Las elecciones del 20 de diciembre alumbraron algo más que un nuevo panorama político al que se incorporaron fuerzas emergentes y se acabó con el bipartidismo. Las urnas decidieron que lo que deben hacer los partidos es hablar entre todos. Históricamente, desde la Transición, España ha sido una democracia con mayorías absolutas o con mayorías simples con apoyos de los nacionalistas.

Las urnas decidieron el mes pasado que España ha entrado en otra época. Rajoy ha tirado la toalla al asumir que no puede formar un gobierno estable salvo que obligue a su principal oponente, el PSOE a firmar un pacto contra natura que supondría poner a Pedro Sánchez a los pies de los caballos. Ni los militantes socialistas ni buena parte de sus votantes perdonarían jamás un acuerdo de gobierno con los populares.
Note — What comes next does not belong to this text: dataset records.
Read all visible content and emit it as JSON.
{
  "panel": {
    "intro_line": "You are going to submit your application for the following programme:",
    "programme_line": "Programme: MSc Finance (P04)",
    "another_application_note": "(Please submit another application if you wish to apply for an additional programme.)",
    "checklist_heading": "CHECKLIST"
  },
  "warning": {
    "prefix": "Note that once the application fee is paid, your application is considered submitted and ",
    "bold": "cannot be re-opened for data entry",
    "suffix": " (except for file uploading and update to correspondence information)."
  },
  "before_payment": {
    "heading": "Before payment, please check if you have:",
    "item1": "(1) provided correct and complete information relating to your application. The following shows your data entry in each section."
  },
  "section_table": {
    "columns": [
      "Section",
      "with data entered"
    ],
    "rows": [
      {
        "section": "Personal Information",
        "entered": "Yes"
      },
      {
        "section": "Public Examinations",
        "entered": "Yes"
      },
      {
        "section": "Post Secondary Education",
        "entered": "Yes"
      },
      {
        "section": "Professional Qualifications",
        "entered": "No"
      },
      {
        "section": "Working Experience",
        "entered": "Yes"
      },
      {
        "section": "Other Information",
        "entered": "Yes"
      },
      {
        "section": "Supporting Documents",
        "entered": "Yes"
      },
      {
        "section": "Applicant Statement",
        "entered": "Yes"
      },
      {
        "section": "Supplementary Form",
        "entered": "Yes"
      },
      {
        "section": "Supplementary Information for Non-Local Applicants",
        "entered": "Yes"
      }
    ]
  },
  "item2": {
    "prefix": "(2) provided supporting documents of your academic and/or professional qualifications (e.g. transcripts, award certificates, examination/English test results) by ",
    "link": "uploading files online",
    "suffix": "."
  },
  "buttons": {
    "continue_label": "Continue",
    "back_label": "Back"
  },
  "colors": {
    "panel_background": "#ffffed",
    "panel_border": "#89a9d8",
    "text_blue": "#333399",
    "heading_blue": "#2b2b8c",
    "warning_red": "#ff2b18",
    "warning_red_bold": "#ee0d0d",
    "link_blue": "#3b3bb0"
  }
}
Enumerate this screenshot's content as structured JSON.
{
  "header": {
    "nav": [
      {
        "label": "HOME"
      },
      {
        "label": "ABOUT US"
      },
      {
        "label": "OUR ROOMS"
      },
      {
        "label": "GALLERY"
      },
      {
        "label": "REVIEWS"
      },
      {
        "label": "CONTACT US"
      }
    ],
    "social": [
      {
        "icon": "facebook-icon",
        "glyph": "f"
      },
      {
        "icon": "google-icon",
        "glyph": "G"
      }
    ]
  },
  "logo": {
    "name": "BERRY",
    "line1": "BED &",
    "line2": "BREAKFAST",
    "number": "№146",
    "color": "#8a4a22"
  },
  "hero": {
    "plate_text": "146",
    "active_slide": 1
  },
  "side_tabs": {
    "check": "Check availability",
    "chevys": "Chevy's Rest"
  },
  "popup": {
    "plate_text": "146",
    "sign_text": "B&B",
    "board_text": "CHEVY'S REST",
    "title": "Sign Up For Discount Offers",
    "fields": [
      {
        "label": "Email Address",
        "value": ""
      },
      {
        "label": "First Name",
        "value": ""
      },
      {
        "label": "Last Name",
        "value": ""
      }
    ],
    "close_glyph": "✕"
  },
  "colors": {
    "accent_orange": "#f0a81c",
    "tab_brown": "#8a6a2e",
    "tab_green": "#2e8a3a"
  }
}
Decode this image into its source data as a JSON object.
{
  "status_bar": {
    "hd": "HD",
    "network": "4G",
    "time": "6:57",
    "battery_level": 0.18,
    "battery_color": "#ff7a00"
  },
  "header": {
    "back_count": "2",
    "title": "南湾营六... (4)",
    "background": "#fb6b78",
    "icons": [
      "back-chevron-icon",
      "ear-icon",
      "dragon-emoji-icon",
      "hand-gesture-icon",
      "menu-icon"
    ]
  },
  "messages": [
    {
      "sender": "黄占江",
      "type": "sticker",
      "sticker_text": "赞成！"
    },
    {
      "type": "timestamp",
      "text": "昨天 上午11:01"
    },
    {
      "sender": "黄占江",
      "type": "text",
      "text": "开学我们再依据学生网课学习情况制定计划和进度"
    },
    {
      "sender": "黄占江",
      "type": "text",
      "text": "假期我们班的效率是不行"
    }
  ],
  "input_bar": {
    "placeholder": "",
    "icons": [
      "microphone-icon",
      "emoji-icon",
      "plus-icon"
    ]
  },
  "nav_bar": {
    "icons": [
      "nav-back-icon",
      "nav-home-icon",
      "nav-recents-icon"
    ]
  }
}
Tras la audiencia con Felipe VI, el presidente en funciones ha recurrido a su galleguismo. Tira la toalla, pero no descarta nada. "Mantengo mi candidatura", dijo, pero no tiene los votos. No los tiene porque desde hace un mes, y pese a ganar los comicios, ha dejado la patata caliente en manos de Pedro Sánchez, sabedor de que esa estrategia pone en ebullición a los barones socialistas y horada su liderazgo. Pero en el mismo tablero, Rajoy ha dado la impresión de no querer tomar la iniciativa, como si su victoria electoral no le obligara a ello. Esa apatía, casi pusilánime, le ha mostrado como un político más que amortizado dentro de su partido y de la escena nacional, de lo que se desprende que la repetición de las elecciones no le habría asegurado la continuidad.

Su renuncia a la investidura abre la sucesión dentro del Partido Popular antes incluso de conformarse el gobierno, pero no lo tiene mejor Pedro Sánchez. Pactar con Podemos constituye la única manera de convertirse en presidente del Gobierno y de no acabar devorado por su propia organización. El secretario general de los socialistas sabe que de no llegar a la Moncloa, sus horas están contadas como líder de la izquierda. Definitivamente, España ha cambiado.